Longhorn Solar Local
Why listed: Austin-headquartered, operating since 2009 with 2,000+ Central Texas installs. Strong reputation for Austin Energy Value of Solar tariff modeling, which is meaningfully different from net metering elsewhere in Texas.
NATiVE Solar Local
Why listed: Austin-headquartered, operating since 2007 with offices across all four major Texas metros. Strong residential + commercial split — useful if you want one installer that can quote both your home and a business property.
Texas Solar Professional Local
Why listed: Listed in top rankings for both Houston and Dallas. Full-service residential and small-commercial solar with strong local permitting expertise across both metros.
Big Sun Solar Local
Why listed: San Antonio-headquartered residential and commercial installer with explicit San Antonio + Austin coverage. Strong commercial focus (businesses, nonprofits, municipalities) with residential capability — useful if you want one installer that can quote both your home and a business property.
Regional installers serving Texas
Worth a quote if you're in the Texas Panhandle (closer to New Mexico/Oklahoma), East Texas (closer to Louisiana/Arkansas), or far West Texas / El Paso — but expect longer drive times for service calls than a fully Texas-based installer.
Power Pro Solutions Local
Why listed: El Paso-headquartered licensed electrician with 20+ years experience delivering solar installation and EV charging across El Paso, Las Cruces, and the Southwest. EnergySage-listed. Useful for homeowners in far West Texas where Austin/Houston/DFW-based installers won't typically travel.
Sun City Solar Energy Regional
Why listed: El Paso-area residential installer covering the West Texas / southern NM corridor. The strongest El Paso-local option for homeowners served by El Paso Electric.
Tip: Texas net-metering varies dramatically by utility. Austin Energy uses Value of Solar (no traditional NEM — bill credits at a separately-calculated rate). CPS Energy (San Antonio) has its own bill-credit structure. Oncor / CenterPoint / AEP TX require you to pick a retail provider with a buyback plan — the plan choice can change 25-year savings by 30%+. Make sure your installer models savings against the specific retail-provider buyback plan you'll actually use, not generic "net metering."

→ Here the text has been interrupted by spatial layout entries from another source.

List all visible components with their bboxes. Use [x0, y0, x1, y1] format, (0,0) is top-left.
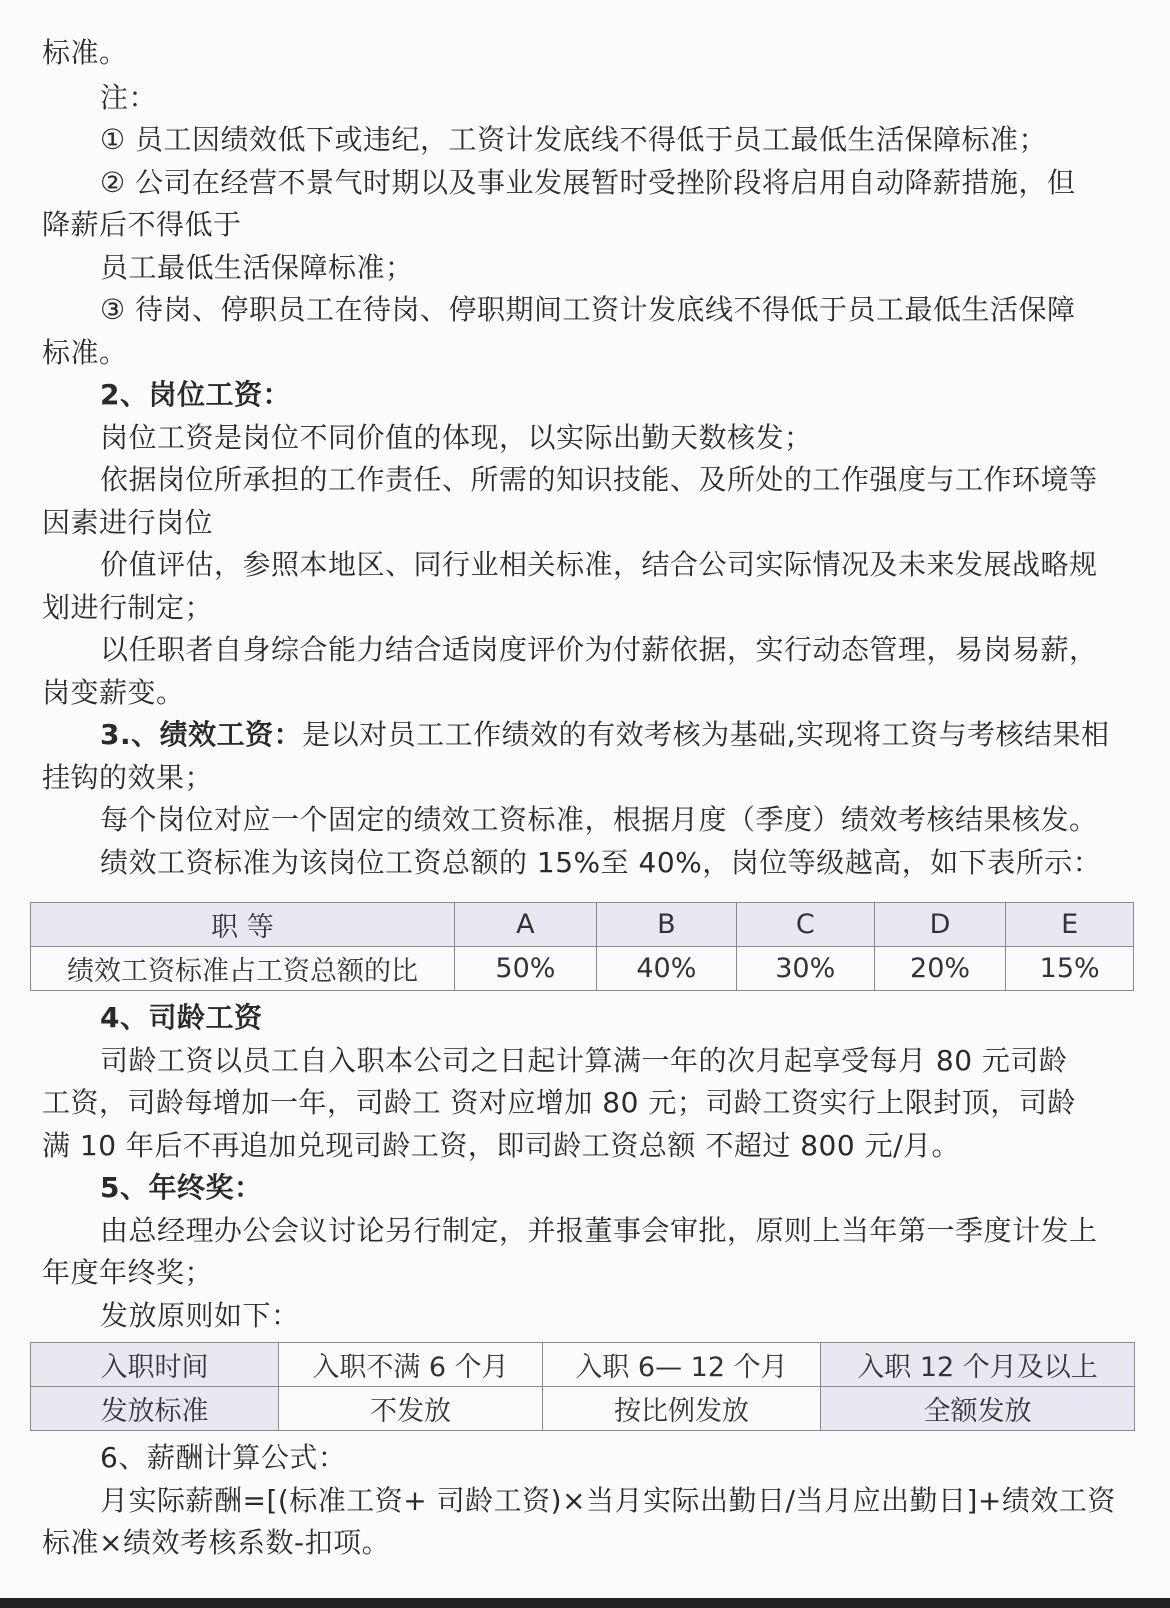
section-3-text: 是以对员工工作绩效的有效考核为基础,实现将工资与考核结果相	[302, 718, 1110, 751]
table-header-cell: D	[874, 903, 1006, 947]
text-line: 划进行制定；	[42, 591, 214, 624]
table-cell: 按比例发放	[543, 1387, 821, 1431]
text-line: 工资，司龄每增加一年，司龄工 资对应增加 80 元；司龄工资实行上限封顶，司龄	[42, 1086, 1076, 1119]
table-row	[31, 947, 1134, 991]
note-item-3: ③ 待岗、停职员工在待岗、停职期间工资计发底线不得低于员工最低生活保障	[100, 293, 1076, 326]
table-cell: 30%	[736, 947, 874, 991]
text-line: 挂钩的效果；	[42, 761, 214, 794]
table-header-row	[31, 1343, 1135, 1387]
note-item-2: ② 公司在经营不景气时期以及事业发展暂时受挫阶段将启用自动降薪措施，但	[100, 166, 1076, 199]
text-line: 每个岗位对应一个固定的绩效工资标准，根据月度（季度）绩效考核结果核发。	[100, 803, 1098, 836]
table-header-cell: C	[736, 903, 874, 947]
table-header-cell: 入职时间	[31, 1343, 279, 1387]
text-line: 由总经理办公会议讨论另行制定，并报董事会审批，原则上当年第一季度计发上	[100, 1214, 1098, 1247]
table-cell: 40%	[596, 947, 736, 991]
note-heading: 注：	[100, 81, 158, 114]
section-heading-6: 6、薪酬计算公式：	[100, 1441, 347, 1474]
text-line: 发放原则如下：	[100, 1299, 300, 1332]
section-heading-5: 5、年终奖：	[100, 1171, 263, 1204]
table-header-cell: 入职 12 个月及以上	[821, 1343, 1135, 1387]
section-heading-2: 2、岗位工资：	[100, 378, 291, 411]
table-cell: 50%	[454, 947, 596, 991]
table-cell: 全额发放	[821, 1387, 1135, 1431]
table-header-cell: A	[454, 903, 596, 947]
text-line: 满 10 年后不再追加兑现司龄工资，即司龄工资总额 不超过 800 元/月。	[42, 1129, 961, 1162]
text-line: 岗位工资是岗位不同价值的体现，以实际出勤天数核发；	[100, 421, 813, 454]
text-line: 价值评估，参照本地区、同行业相关标准，结合公司实际情况及未来发展战略规	[100, 548, 1098, 581]
text-line: 绩效工资标准为该岗位工资总额的 15%至 40%，岗位等级越高，如下表所示：	[100, 846, 1102, 879]
text-line: 员工最低生活保障标准；	[100, 251, 414, 284]
text-line: 标准。	[42, 336, 128, 369]
table-cell: 发放标准	[31, 1387, 279, 1431]
table-header-cell: E	[1006, 903, 1134, 947]
text-line: 依据岗位所承担的工作责任、所需的知识技能、及所处的工作强度与工作环境等	[100, 463, 1098, 496]
formula-line: 月实际薪酬=[(标准工资+ 司龄工资)×当月实际出勤日/当月应出勤日]+绩效工资	[100, 1484, 1116, 1517]
text-line: 标准。	[42, 36, 128, 69]
table-cell: 绩效工资标准占工资总额的比	[31, 947, 455, 991]
performance-ratio-table	[30, 902, 1134, 991]
year-end-bonus-table	[30, 1342, 1135, 1431]
text-line: 因素进行岗位	[42, 506, 214, 539]
text-line: 以任职者自身综合能力结合适岗度评价为付薪依据，实行动态管理，易岗易薪，	[100, 633, 1098, 666]
table-cell: 15%	[1006, 947, 1134, 991]
table-cell: 20%	[874, 947, 1006, 991]
section-heading-4: 4、司龄工资	[100, 1001, 263, 1034]
table-header-row	[31, 903, 1134, 947]
table-header-cell: 职 等	[31, 903, 455, 947]
text-line: 岗变薪变。	[42, 676, 185, 709]
table-header-cell: B	[596, 903, 736, 947]
bottom-border	[0, 1598, 1170, 1608]
table-header-cell: 入职不满 6 个月	[279, 1343, 543, 1387]
text-line: 年度年终奖；	[42, 1256, 214, 1289]
table-row	[31, 1387, 1135, 1431]
formula-line: 标准×绩效考核系数-扣项。	[42, 1526, 391, 1559]
section-heading-3: 3.、绩效工资：	[100, 718, 303, 751]
note-item-1: ① 员工因绩效低下或违纪，工资计发底线不得低于员工最低生活保障标准；	[100, 123, 1048, 156]
text-line: 司龄工资以员工自入职本公司之日起计算满一年的次月起享受每月 80 元司龄	[100, 1044, 1068, 1077]
table-cell: 不发放	[279, 1387, 543, 1431]
table-header-cell: 入职 6— 12 个月	[543, 1343, 821, 1387]
text-line: 降薪后不得低于	[42, 208, 242, 241]
section-3-line	[100, 717, 1130, 753]
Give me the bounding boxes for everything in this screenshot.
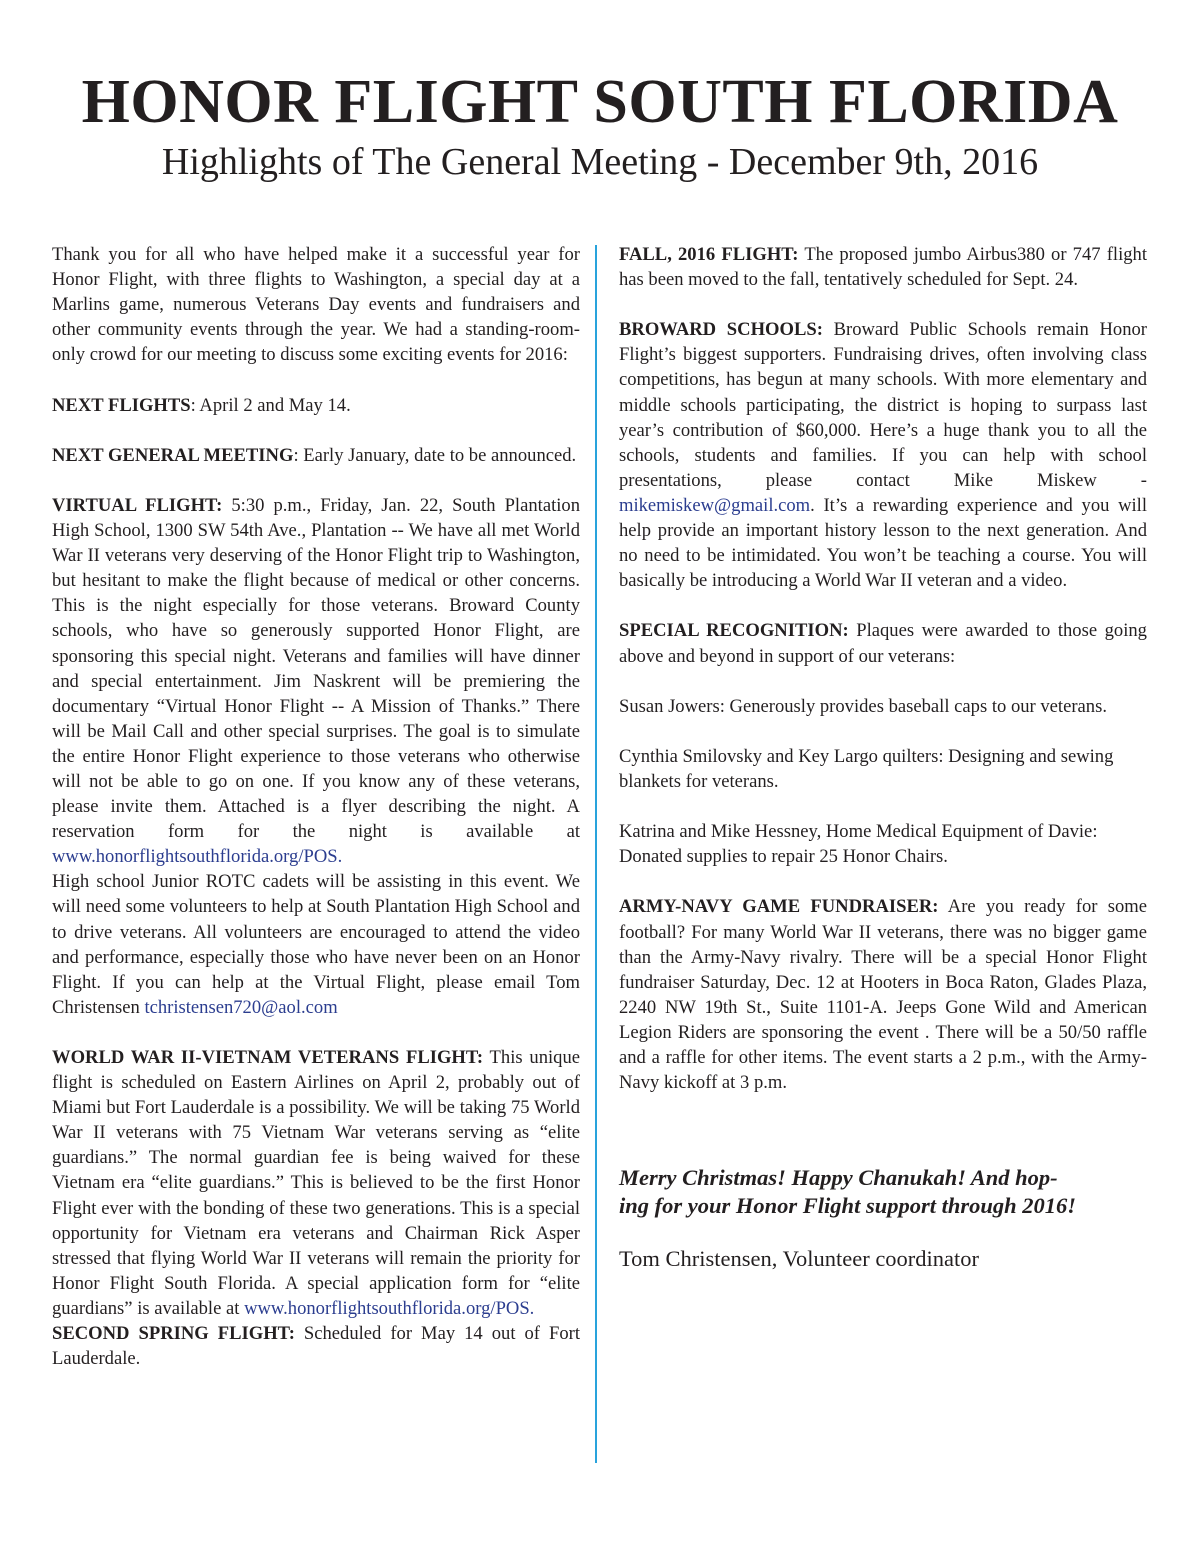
virtual-flight-section: [52, 493, 580, 869]
second-spring-label: SECOND SPRING FLIGHT:: [52, 1323, 295, 1345]
recognition-item: Cynthia Smilovsky and Key Largo quilters: Designing and sewing blankets for veterans.: [619, 745, 1114, 792]
virtual-flight-link[interactable]: www.honorflightsouthflorida.org/POS.: [52, 846, 343, 868]
special-recognition-section: [619, 618, 1147, 668]
second-spring-text: Scheduled for May 14 out of Fort Lauderdale.: [52, 1323, 580, 1370]
army-navy-label: ARMY-NAVY GAME FUNDRAISER:: [619, 896, 939, 918]
recognition-item: Katrina and Mike Hessney, Home Medical Equipment of Davie: Donated supplies to repair 25 Honor Chairs.: [619, 821, 1098, 868]
wwii-vietnam-text: This unique flight is scheduled on Eastern Airlines on April 2, probably out of Miami but Fort Lauderdale is a possibility. We will be taking 75 World War II veterans with 75 Vietnam War veterans serving as “elite guardians.” The normal guardian fee is being waived for these Vietnam era “elite guardians.” This is believed to be the first Honor Flight ever with the bonding of these two generations. This is a special opportunity for Vietnam era veterans and Chairman Rick Asper stressed that flying World War II veterans will remain the priority for Honor Flight South Florida. A special application form for “elite guardians” is available at: [52, 1047, 581, 1319]
page-title: HONOR FLIGHT SOUTH FLORIDA: [81, 68, 1119, 136]
virtual-flight-text: 5:30 p.m., Friday, Jan. 22, South Plantation High School, 1300 SW 54th Ave., Plantation -- We have all met World War II veterans very deserving of the Honor Flight trip to Washington, but hesitant to make the flight because of medical or other concerns. This is the night especially for those veterans. Broward County schools, who have so generously supported Honor Flight, are sponsoring this special night. Veterans and families will have dinner and special entertainment. Jim Naskrent will be premiering the documentary “Virtual Honor Flight -- A Mission of Thanks.” There will be Mail Call and other special surprises. The goal is to simulate the entire Honor Flight experience to those veterans who otherwise will not be able to go on one. If you know any of these veterans, please invite them. Attached is a flyer describing the night. A reservation form for the night is available at: [52, 494, 580, 843]
virtual-flight-volunteers: [52, 869, 580, 1020]
wwii-vietnam-section: [52, 1045, 580, 1321]
column-divider: [595, 245, 597, 1463]
recognition-item: Susan Jowers: Generously provides baseball caps to our veterans.: [619, 695, 1107, 717]
spacer: [619, 1120, 1147, 1164]
right-column: [619, 242, 1147, 1298]
special-recognition-text: Plaques were awarded to those going above and beyond in support of our veterans:: [619, 620, 1147, 667]
virtual-flight-text-2: High school Junior ROTC cadets will be assisting in this event. We will need some volunteers to help at South Plantation High School and to drive veterans. All volunteers are encouraged to attend the video and performance, especially those who have never been on an Honor Flight. If you can help at the Virtual Flight, please email Tom Christensen: [52, 871, 580, 1018]
next-meeting-label: NEXT GENERAL MEETING: [52, 444, 294, 466]
next-meeting-text: : Early January, date to be announced.: [293, 444, 577, 466]
next-flights-text: : April 2 and May 14.: [190, 394, 351, 416]
signature: Tom Christensen, Volunteer coordinator: [619, 1246, 980, 1272]
virtual-flight-email-link[interactable]: tchristensen720@aol.com: [144, 996, 338, 1018]
left-column: [52, 242, 580, 1396]
broward-schools-email-link[interactable]: mikemiskew@gmail.com: [619, 494, 811, 516]
intro-paragraph: Thank you for all who have helped make it a successful year for Honor Flight, with three flights to Washington, a special day at a Marlins game, numerous Veterans Day events and fundraisers and other community events through the year. We had a standing-room-only crowd for our meeting to discuss some exciting events for 2016:: [52, 244, 580, 366]
army-navy-text: Are you ready for some football? For many World War II veterans, there was no bigger game than the Army-Navy rivalry. There will be a special Honor Flight fundraiser Saturday, Dec. 12 at Hooters in Boca Raton, Glades Plaza, 2240 NW 19th St., Suite 1101-A. Jeeps Gone Wild and American Legion Riders are sponsoring the event . There will be a 50/50 raffle and a raffle for other items. The event starts a 2 p.m., with the Army-Navy kickoff at 3 p.m.: [619, 896, 1147, 1094]
broward-schools-text-2: . It’s a rewarding experience and you will help provide an important history lesson to the next generation. And no need to be intimidated. You won’t be teaching a course. You will basically be introducing a World War II veteran and a video.: [619, 494, 1147, 592]
second-spring-section: [52, 1321, 580, 1371]
fall-flight-section: [619, 242, 1147, 292]
broward-schools-section: [619, 317, 1147, 593]
army-navy-section: [619, 894, 1147, 1095]
next-flights-section: [52, 393, 580, 418]
next-flights-label: NEXT FLIGHTS: [52, 394, 191, 416]
fall-flight-text: The proposed jumbo Airbus380 or 747 flight has been moved to the fall, tentatively scheduled for Sept. 24.: [619, 244, 1147, 291]
closing-line-2: ing for your Honor Flight support through 2016!: [619, 1193, 1077, 1219]
wwii-vietnam-label: WORLD WAR II-VIETNAM VETERANS FLIGHT:: [52, 1047, 484, 1068]
broward-schools-label: BROWARD SCHOOLS:: [619, 319, 823, 341]
broward-schools-text: Broward Public Schools remain Honor Flight’s biggest supporters. Fundraising drives, often involving class competitions, has begun at many schools. With more elementary and middle schools participating, the district is hoping to surpass last year’s contribution of $60,000. Here’s a huge thank you to all the schools, students and families. If you can help with school presentations, please contact Mike Miskew -: [619, 319, 1147, 491]
closing-line-1: Merry Christmas! Happy Chanukah! And hop-: [619, 1165, 1058, 1191]
closing-message: [619, 1164, 1147, 1220]
page-subtitle: Highlights of The General Meeting - December 9th, 2016: [161, 141, 1039, 183]
special-recognition-label: SPECIAL RECOGNITION:: [619, 620, 849, 642]
next-meeting-section: [52, 443, 580, 468]
virtual-flight-label: VIRTUAL FLIGHT:: [52, 494, 223, 516]
wwii-vietnam-link[interactable]: www.honorflightsouthflorida.org/POS.: [244, 1297, 535, 1319]
fall-flight-label: FALL, 2016 FLIGHT:: [619, 244, 799, 265]
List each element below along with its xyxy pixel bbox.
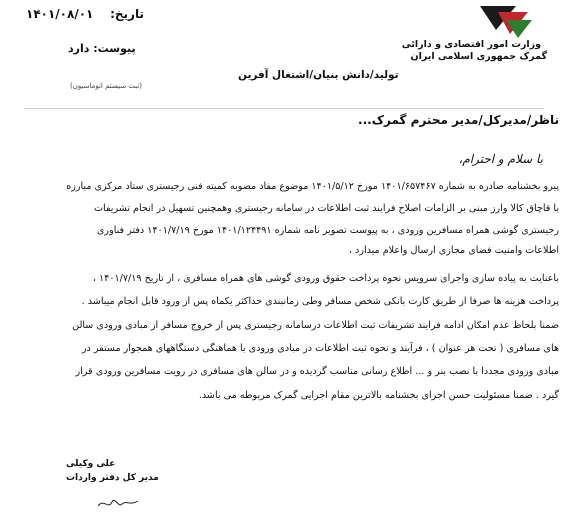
- body-line: های مسافری ( تحت هر عنوان ) ، فرآیند و نحوه ثبت اطلاعات در مبادی ورودی با هماهنگی دستگاههای همجوار مستقر در: [81, 343, 559, 354]
- attachment-note: پیوست: دارد: [68, 42, 136, 55]
- date-value: ۱۴۰۱/۰۸/۰۱: [26, 7, 94, 21]
- letter-date: [26, 7, 144, 21]
- customs-name: گمرک جمهوری اسلامی ایران: [410, 51, 547, 62]
- body-line: باعنایت به پیاده سازی واجرای سرویس نحوه پرداخت حقوق ورودی گوشی های همراه مسافری ، از تاریخ ۱۴۰۱/۷/۱۹ ،: [92, 273, 559, 284]
- signer-title: مدیر کل دفتر واردات: [66, 473, 159, 483]
- body-line: پیرو بخشنامه صادره به شماره ۱۴۰۱/۶۵۷۴۶۷ مورخ ۱۴۰۱/۵/۱۲ موضوع مفاد مصوبه کمیته فنی رجیستری ستاد مرکزی مبارزه: [66, 181, 559, 192]
- body-line: مبادی ورودی مجددا با نصب بنر و ... اطلاع رسانی مناسب گردیده و در سالن های مسافری در رویت مسافرین ورودی قرار: [75, 366, 559, 377]
- body-line: گیرد . ضمنا مسئولیت حسن اجرای بخشنامه بالاترین مقام اجرایی گمرک مربوطه می باشد.: [198, 390, 559, 401]
- date-label: تاریخ:: [110, 7, 144, 21]
- header-divider: [24, 108, 544, 109]
- customs-logo: [476, 4, 534, 40]
- ministry-name: وزارت امور اقتصادی و دارائی: [401, 39, 541, 50]
- body-line: ضمنا بلحاظ عدم امکان ادامه فرایند تشریفات ثبت اطلاعات درسامانه رجیستری پس از خروج مسافر از مبادی ورودی سالن: [72, 320, 559, 331]
- greeting: با سلام و احترام،: [458, 152, 543, 166]
- handwritten-signature: [96, 492, 140, 514]
- body-line: پرداخت هزینه ها صرفا از طریق کارت بانکی شخص مسافر وطی زمانبندی حداکثر یکماه پس از ورود قابل انجام میباشد .: [81, 296, 559, 307]
- slogan-line: تولید/دانش بنیان/اشتغال آفرین: [238, 69, 399, 81]
- body-line: رجیستری گوشی همراه مسافرین ورودی ، به پیوست تصویر نامه شماره ۱۴۰۱/۱۲۴۴۹۱ مورخ ۱۴۰۱/۷/۱۹ دفتر فناوری: [96, 225, 559, 236]
- body-line: با قاچاق کالا وارز مبنی بر الزامات اصلاح فرایند ثبت اطلاعات در سامانه رجیستری وهمچنین تسهیل در انجام تشریفات: [93, 203, 559, 214]
- body-line: اطلاعات وامنیت فضای مجازی ارسال واعلام میدارد ،: [348, 245, 559, 256]
- addressee: ناظر/مدیرکل/مدیر محترم گمرک...: [358, 113, 559, 127]
- signer-name: علی وکیلی: [66, 459, 116, 469]
- system-note: (ثبت سیستم اتوماسیون): [70, 82, 142, 90]
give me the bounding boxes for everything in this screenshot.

Frequently asked questions about Texas solar
Does solar make sense in Texas?
Yes for most homeowners with a $150+ monthly electric bill, an unshaded roof, and 8+ years of expected ownership. Texas's specific economics are summarized in the table above.
How much does a typical Texas solar install cost in 2026?
$22,000–$28,000 for an 8 kW system before incentives. Effective net cost depends on your state and utility incentives.
Should I get more than three bids?
Yes — three is a minimum. Four or five is better. Solar bids vary by 20–35% on the same scope of work. See how to compare solar bids.
Are there other reputable Texas solar installers besides these?
Many. The list above represents installers with strong public profiles in Texas; reputable installers exist beyond it. Get bids from a mix and compare them objectively rather than relying on any one list.